Les notions fondamentales d'équilibre du fond et de la forme, d'unité et de symétrie, d'ordre et de mesure des proportions, la perfection du contenu et l'économie des moyens (le fameux « rien de trop » dans la recherche de l'épure), mais aussi le simple et le durable, le naturel et le goût infaillible, l'accord entre la raison et la passion, l'expression de l'universel dans le particulier sont autant de caractères partout repris indiquant les marques de fabrique du style ; mais, aussi et surtout, une sorte d'évidence de la science musicale qui fait songer qu'il ne pouvait en être autrement, et qui laisse désarmé devant tant de candide souveraineté.
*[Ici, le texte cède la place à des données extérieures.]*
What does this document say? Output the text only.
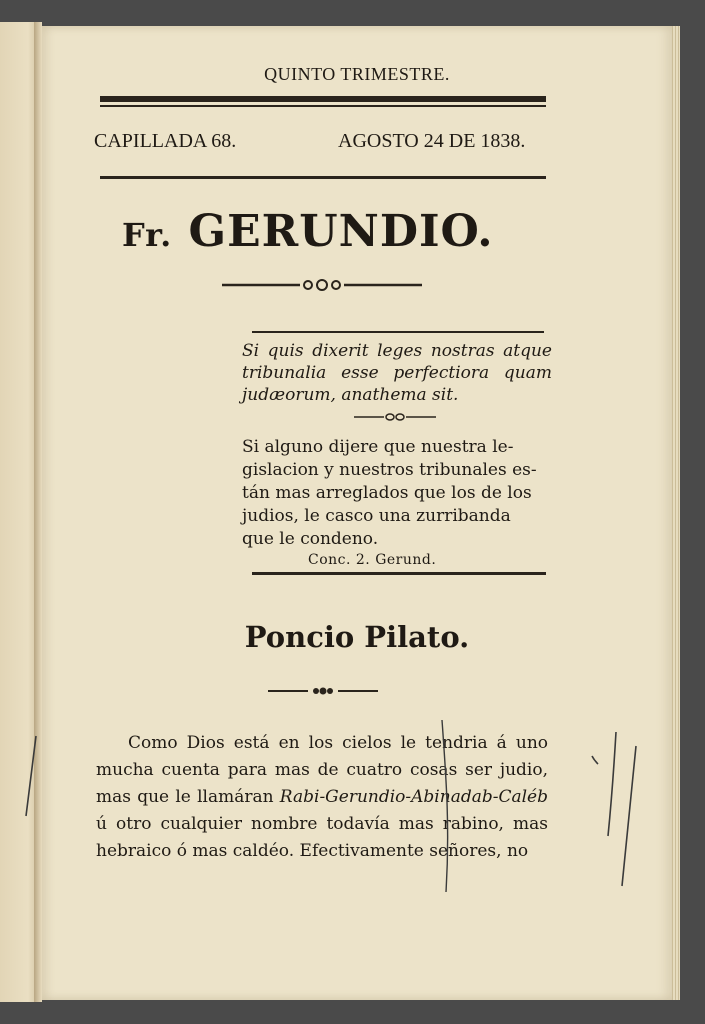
QUINTO TRIMESTRE.
CAPILLADA 68.	AGOSTO 24 DE 1838.
Fr. GERUNDIO.
Si quis dixerit leges nostras atque tribunalia esse perfectiora quam judæorum, anathema sit.
Si alguno dijere que nuestra le-
gislacion y nuestros tribunales es-
tán mas arreglados que los de los
judios, le casco una zurribanda
que le condeno.
Conc. 2. Gerund.
Poncio Pilato.

Como Dios está en los cielos le tendria á uno mucha cuenta para mas de cuatro cosas ser judio, mas que le llamáran Rabi-Gerundio-Abinadab-Caléb ú otro cualquier nombre todavía mas rabino, mas hebraico ó mas caldéo. Efectivamente señores, no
L'on rejoint ainsi l'étymologie du mot, classicus, « de premier ordre ».
D'un point de vue formel, les lettres de noblesse sont gagnées avec la sonate classique, autosignifiante et expressive sans le truchement des mots, stabilisée en trois ou quatre mouvements. Le premier adopte la fameuse forme sonate à la structure tripartite, dotée de barres de reprise assurant une autre cohésion interne : une exposition bithématique, c'est-à-dire à deux thèmes opposés (le second au ton de la dominante), qui seront pour Beethoven l'occasion idéale de tensions et de contrastes (ce qui n'implique pas la disparition de la sonate monothématique : Haydn, Muzio Clementi et Beethoven encore le prouvent bien) ; un développement propice au travail thématique, rythmique et tonal (la forme sonate sans développement affectant le plus souvent les mouvements lents) ; une réexposition au ton initial. Il ne faut pourtant pas y voir de systématisme. Transformant le menuet du troisième mouvement en scherzo, Beethoven portera ce genre et cette forme à leur sommet, renouvelant architecture et expressivité avec une imagination qui ne cessera de remplir les générations ultérieures de confuse admiration.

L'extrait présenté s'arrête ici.